Dress up cereal with cut-up fresh fruit. Store nuts, seeds and dried fruit in containers that can be put out on the table so kids can help themselves.
Have crackers, pita bread, bagels and wraps on hand to build healthy breakfasts around.
"It's a good idea to serve whole grains as often as possible for kids because we know Canadians aren't eating enough whole grains," said Harrison.
When it comes to fruits and vegetables, the more variety the better. Choose fresh and in season and unsweetened frozen or canned at other times, Harrison said.
Cut-up fruit can go on hot or cold cereal, oatmeal, yogurt or as a side dish with scrambled eggs.
Frozen fruit is already washed and chopped. It's good with muesli or it can be stirred into yogurt. Or heat it up in the microwave to top pancakes, waffles or french toast. Stir a little bit of maple syrup into frozen berries. Make smoothies.
Fruit cups consisting of unsweetened mandarin oranges, peaches, pears or mixed fruits provide choices for grab and go.
Think beyond traditional breakfast foods. Make some extra dinner to have for breakfast. "My daughter would be happy to have a bowl of spaghetti and meat sauce for breakfast. Some kids love savoury foods at breakfast," Harrison said.
Consider baked beans or canned tuna or salmon on toast, congee (a type of rice porridge popular in many Asian countries that can include meat or fish) or an English muffin spread with pizza sauce and topped with cheese and then popped under the broiler for a few minutes.Here are 10 ideas for breakfast in five minutes or less from registered dietitian Carol Harrison:
— Breakfast to go: Fruity smoothie in a vacuum flask; bagel with almond butter and apple slices.
— Lunch for breakfast: Tuna salad made with sliced red grapes and chopped lettuce stuffed into 1/2 a whole-wheat pita plus yogurt.
— Make-ahead breakfast: Hard-boiled egg (they keep for a week in the refrigerator with the shell on), yogurt drink, fruit cup and bread sticks.
— Make-your-own yogurt parfaits: Use any fancy dessert cups. Toppings can include pecans, walnuts, dried cranberries, cherries or chopped apricots, raisins, vanilla, cinnamon, any chopped fresh, unsweetened frozen or canned fruit, dry whole-grain or high-fibre cereal, granola, coconut. Organize toppings the night before.
— English-style: Canned baked beans served over toast with orange wedges.
— Dinner leftovers: Reheat and add a glass of milk and piece of fruit.
— French toast, pancakes or waffles: Make extra on the weekend and freeze.
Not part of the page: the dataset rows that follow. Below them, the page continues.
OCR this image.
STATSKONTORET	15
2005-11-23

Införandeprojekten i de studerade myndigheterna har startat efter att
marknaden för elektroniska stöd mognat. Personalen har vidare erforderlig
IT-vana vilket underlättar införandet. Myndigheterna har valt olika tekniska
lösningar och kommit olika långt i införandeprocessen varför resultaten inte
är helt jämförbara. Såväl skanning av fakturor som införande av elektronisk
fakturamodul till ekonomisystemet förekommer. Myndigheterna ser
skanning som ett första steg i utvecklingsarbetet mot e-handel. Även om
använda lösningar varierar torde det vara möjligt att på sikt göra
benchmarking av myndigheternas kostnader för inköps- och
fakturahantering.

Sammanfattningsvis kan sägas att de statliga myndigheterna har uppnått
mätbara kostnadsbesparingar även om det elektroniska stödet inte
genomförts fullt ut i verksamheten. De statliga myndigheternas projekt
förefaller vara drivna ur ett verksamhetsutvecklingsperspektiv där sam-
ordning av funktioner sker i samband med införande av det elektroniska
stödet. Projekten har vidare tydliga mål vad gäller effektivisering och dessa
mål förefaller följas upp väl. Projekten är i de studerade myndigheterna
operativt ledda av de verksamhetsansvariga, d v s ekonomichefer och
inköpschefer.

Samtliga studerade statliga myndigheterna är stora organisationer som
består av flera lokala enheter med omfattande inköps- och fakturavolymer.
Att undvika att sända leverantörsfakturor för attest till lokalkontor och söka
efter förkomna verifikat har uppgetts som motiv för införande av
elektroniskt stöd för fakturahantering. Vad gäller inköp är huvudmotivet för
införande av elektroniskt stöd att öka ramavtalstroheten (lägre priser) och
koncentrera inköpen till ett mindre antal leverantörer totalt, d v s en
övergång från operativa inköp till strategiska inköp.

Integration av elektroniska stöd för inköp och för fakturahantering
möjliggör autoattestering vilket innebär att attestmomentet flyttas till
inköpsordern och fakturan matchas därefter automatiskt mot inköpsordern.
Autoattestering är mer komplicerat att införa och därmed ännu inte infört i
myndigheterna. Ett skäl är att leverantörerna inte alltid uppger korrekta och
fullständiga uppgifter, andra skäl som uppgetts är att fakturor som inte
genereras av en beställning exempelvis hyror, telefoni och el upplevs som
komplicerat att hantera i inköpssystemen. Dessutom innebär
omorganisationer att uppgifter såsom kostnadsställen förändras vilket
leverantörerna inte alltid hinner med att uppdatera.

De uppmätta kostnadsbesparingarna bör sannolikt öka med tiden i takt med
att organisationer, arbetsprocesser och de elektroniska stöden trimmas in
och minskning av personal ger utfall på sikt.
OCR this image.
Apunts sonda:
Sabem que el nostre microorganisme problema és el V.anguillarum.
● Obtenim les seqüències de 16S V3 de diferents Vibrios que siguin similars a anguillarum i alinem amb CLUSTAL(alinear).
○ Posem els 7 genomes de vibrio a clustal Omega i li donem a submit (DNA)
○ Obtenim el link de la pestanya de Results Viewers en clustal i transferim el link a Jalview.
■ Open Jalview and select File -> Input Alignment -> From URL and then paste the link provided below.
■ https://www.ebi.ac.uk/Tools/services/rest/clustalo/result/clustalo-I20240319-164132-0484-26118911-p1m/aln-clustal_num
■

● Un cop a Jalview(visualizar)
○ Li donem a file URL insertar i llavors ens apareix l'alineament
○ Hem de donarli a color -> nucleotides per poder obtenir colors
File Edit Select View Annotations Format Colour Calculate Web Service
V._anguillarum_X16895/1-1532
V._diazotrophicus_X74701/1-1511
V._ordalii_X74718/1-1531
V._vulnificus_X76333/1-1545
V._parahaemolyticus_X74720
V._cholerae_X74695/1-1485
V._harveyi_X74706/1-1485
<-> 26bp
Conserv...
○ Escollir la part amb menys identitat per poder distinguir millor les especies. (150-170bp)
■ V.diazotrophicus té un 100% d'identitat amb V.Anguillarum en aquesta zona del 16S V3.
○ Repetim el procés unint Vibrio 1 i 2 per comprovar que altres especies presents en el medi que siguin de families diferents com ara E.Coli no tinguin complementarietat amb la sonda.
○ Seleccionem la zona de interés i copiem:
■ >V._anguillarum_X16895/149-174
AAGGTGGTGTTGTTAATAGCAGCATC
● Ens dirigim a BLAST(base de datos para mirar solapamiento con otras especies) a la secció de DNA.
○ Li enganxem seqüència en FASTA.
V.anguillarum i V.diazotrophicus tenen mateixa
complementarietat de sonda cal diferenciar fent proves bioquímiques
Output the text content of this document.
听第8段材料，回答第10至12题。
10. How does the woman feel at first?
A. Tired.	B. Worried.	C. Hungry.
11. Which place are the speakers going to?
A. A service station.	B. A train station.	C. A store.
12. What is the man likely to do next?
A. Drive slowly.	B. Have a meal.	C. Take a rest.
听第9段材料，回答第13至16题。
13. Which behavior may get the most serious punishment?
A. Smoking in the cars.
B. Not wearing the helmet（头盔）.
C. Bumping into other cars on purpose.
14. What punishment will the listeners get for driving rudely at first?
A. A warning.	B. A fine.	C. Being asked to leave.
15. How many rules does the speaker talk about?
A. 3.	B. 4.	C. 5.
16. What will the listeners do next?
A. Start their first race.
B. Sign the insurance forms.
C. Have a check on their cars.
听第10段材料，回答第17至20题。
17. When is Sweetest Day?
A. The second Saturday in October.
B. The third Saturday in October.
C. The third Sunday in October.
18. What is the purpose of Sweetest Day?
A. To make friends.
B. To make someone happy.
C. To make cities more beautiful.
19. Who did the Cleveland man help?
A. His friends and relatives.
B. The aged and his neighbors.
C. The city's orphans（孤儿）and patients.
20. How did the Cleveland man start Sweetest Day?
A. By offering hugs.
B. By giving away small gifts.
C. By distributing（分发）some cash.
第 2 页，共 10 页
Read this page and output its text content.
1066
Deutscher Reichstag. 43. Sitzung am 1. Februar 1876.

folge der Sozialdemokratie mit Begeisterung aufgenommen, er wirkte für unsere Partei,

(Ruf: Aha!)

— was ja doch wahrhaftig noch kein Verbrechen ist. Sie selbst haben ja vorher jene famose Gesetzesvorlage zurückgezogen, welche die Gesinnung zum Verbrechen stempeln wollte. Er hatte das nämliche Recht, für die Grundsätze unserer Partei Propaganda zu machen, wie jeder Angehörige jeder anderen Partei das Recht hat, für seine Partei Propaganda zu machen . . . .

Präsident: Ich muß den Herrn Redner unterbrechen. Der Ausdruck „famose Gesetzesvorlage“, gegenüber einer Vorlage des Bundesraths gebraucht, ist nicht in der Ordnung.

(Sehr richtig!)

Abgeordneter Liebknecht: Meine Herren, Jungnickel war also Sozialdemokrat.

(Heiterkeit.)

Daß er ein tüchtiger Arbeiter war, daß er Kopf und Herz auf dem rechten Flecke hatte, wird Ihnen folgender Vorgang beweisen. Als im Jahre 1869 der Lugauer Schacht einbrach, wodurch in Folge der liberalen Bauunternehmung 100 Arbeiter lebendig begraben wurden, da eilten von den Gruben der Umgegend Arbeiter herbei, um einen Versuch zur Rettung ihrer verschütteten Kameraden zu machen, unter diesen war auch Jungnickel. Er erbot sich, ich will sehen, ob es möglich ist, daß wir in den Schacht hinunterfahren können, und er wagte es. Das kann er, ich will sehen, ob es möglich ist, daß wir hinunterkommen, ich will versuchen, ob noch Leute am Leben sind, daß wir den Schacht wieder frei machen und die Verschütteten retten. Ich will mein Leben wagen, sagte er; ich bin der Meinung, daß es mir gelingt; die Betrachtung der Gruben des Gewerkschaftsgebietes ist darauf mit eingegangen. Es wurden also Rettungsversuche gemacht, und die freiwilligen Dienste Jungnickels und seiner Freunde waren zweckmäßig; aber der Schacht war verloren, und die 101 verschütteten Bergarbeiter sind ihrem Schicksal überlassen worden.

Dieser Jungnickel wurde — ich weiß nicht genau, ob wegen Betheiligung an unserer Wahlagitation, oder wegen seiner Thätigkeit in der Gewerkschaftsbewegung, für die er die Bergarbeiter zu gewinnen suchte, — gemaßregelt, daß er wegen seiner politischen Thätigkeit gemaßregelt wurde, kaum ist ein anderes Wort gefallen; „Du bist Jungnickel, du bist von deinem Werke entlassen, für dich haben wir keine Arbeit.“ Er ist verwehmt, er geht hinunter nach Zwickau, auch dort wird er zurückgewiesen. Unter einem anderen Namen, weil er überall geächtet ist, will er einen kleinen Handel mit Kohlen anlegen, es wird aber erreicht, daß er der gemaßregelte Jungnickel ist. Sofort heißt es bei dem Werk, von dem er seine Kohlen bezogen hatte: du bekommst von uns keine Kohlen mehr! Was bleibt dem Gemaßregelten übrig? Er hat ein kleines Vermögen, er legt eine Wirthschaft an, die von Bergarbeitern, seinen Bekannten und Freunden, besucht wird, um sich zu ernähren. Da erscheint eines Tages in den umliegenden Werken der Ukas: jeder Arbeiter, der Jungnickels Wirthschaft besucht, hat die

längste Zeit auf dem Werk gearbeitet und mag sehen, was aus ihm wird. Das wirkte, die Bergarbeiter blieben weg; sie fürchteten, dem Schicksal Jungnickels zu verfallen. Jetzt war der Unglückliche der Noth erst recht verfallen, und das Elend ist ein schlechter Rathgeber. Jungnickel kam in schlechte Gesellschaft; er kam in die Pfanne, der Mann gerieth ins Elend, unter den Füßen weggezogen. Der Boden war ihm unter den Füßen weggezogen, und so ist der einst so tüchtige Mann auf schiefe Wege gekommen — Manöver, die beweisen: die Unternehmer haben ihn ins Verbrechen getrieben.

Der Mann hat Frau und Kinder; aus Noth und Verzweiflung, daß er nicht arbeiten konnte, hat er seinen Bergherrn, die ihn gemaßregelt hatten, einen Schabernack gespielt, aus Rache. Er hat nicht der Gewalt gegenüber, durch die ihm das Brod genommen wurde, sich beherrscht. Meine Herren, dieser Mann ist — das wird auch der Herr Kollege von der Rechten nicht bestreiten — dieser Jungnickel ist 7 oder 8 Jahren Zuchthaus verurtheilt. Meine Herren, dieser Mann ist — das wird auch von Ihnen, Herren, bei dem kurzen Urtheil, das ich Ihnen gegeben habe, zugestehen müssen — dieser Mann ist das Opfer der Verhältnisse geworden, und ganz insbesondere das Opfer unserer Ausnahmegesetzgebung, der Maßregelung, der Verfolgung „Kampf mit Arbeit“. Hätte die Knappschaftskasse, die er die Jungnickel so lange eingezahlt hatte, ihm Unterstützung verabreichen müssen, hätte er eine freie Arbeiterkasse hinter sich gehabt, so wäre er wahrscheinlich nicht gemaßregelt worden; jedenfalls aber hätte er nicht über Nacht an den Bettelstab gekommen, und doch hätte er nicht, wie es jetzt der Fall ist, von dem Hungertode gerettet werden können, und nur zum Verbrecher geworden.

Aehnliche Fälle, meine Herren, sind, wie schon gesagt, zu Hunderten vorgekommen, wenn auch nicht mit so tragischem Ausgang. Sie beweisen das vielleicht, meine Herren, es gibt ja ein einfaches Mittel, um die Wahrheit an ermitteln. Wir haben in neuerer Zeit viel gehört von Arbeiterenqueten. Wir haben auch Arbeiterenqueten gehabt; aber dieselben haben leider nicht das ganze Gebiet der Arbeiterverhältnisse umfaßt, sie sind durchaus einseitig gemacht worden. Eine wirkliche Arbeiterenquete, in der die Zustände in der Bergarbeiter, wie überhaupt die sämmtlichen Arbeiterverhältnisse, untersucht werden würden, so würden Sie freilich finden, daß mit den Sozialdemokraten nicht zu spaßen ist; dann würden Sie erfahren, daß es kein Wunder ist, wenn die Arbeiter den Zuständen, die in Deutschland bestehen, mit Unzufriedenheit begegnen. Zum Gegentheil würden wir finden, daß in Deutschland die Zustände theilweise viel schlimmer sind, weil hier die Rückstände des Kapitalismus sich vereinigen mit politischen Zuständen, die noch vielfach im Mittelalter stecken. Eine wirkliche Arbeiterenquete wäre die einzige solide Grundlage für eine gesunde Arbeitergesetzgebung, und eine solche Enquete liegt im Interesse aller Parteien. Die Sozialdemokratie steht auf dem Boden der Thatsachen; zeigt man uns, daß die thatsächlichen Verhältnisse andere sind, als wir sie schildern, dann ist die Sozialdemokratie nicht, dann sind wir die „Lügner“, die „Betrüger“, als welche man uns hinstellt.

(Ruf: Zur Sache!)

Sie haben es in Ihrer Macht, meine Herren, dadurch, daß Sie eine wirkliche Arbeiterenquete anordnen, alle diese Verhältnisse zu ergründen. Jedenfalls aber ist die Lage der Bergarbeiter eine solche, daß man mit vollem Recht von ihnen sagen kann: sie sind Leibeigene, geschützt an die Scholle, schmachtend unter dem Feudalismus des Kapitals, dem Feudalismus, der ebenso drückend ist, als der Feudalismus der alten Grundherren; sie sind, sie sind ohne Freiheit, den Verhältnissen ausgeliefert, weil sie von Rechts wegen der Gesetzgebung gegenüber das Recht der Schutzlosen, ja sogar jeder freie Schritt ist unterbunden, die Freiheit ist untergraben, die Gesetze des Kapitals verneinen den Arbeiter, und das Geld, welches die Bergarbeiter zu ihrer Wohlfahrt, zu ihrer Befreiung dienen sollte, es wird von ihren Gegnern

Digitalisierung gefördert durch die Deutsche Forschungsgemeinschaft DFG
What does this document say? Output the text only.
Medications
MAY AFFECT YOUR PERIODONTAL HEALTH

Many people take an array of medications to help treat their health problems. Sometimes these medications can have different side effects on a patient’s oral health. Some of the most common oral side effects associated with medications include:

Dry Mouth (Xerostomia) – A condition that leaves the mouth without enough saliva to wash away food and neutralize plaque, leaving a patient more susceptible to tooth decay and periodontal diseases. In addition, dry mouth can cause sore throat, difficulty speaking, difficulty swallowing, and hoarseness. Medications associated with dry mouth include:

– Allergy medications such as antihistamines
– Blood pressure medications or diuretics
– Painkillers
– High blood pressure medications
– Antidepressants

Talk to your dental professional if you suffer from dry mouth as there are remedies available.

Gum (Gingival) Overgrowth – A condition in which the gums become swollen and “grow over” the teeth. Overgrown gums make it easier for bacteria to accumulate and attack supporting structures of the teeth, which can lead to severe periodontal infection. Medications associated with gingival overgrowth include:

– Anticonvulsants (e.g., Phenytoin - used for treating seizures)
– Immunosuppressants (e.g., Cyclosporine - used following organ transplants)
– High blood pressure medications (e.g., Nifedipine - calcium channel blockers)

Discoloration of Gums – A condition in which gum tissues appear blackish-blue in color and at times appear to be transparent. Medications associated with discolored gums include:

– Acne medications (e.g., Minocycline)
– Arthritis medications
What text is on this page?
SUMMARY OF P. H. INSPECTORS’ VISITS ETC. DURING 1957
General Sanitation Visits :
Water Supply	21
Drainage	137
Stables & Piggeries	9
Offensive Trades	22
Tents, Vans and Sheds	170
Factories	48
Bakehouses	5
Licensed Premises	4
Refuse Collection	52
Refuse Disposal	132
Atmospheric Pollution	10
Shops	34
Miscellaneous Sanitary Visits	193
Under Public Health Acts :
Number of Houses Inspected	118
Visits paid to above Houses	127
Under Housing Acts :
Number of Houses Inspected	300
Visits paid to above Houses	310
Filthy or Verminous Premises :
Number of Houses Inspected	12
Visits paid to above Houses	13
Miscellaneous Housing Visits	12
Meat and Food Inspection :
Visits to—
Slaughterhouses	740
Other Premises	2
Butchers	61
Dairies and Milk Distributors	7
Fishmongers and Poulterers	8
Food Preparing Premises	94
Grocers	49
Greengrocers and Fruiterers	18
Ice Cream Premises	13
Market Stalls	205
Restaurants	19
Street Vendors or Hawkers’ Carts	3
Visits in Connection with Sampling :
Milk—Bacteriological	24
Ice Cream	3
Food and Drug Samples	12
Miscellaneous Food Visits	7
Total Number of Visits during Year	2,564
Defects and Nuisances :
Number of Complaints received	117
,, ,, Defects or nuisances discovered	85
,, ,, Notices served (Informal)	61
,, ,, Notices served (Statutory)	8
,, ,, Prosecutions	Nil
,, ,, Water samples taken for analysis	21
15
Defrost in the microwave or pop into the toaster. Heat frozen berries in the microwave with a little maple syrup for a fruity topping.
— Canned lower-sodium vegetable soup: Add any leftover cooked meat, tofu or chicken, brown rice or a handful of frozen vegetables. Serve with whole-grain crackers and seasonal fruit.
— CLT sandwich: Cheese, lettuce and tomato layered on a whole-wheat English muffin plus grapes and yogurt.